Hi,
What are the proper parameters to configure a rebuild of the HPC-X ompi for GPUDirect and RDMA to be included into the library?
In the document “https://www.open-mpi.org/faq/?category=runcuda”, under “GPUDirect RDMA Information”, there are commands given to see if you have GPUDirect RDMA compiled into your library:
$ ompi_info --all | grep btl_openib_have_cuda_gdr
and
ompi_info --all | grep btl_openib_have_driver_gdr
Neither of those result in “true” (the flags don’t even appear to be present).
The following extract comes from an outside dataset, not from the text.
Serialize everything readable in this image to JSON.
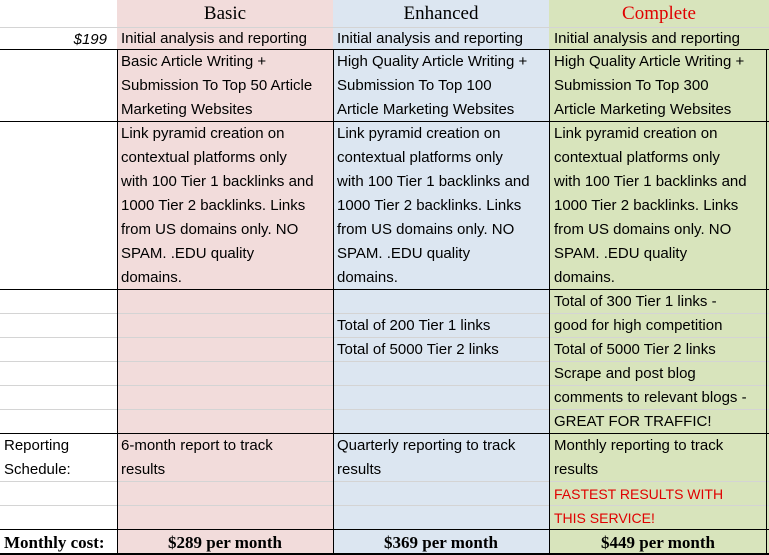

In the document “http://www.mellanox.com/related-docs/prod_software/Mellanox_GPUDirect_User_Manual.pdf”, you give a configuration string for recompiling openmpi for running GPUDirect RDMA:
./configure --prefix=/path/to/openmpi-1.10.0_cuda7.0 --with-wrapper-ldflags=W1,-rpath,/lib --disable-vt --enable-orterun-prefix-by-default -disable-io-romio --eanble-picky --with-cuda=/usr/local/cuda-7.0
It appears that the “–with-cuda” is the key there, even though the versions are out of date. This is also against a trunk build of openmpi.
I have gpudirect and gdrcopy both properly installed.
In both the default HPC-X installation and in my build the config.status file shows “mpi_build_with_cuda_support” as true.
Is this just a mix of out of date information?
Does that flag (“mpi_build_with_cuda_support”) correlate to GPUDirect and RDMA being corectly configured into the ompi build?
How/where does one verify that?
The HPC-X docs discuss it, but it ends up just giving some generics:
https://docs.mellanox.com/display/hpcxv24
Thanks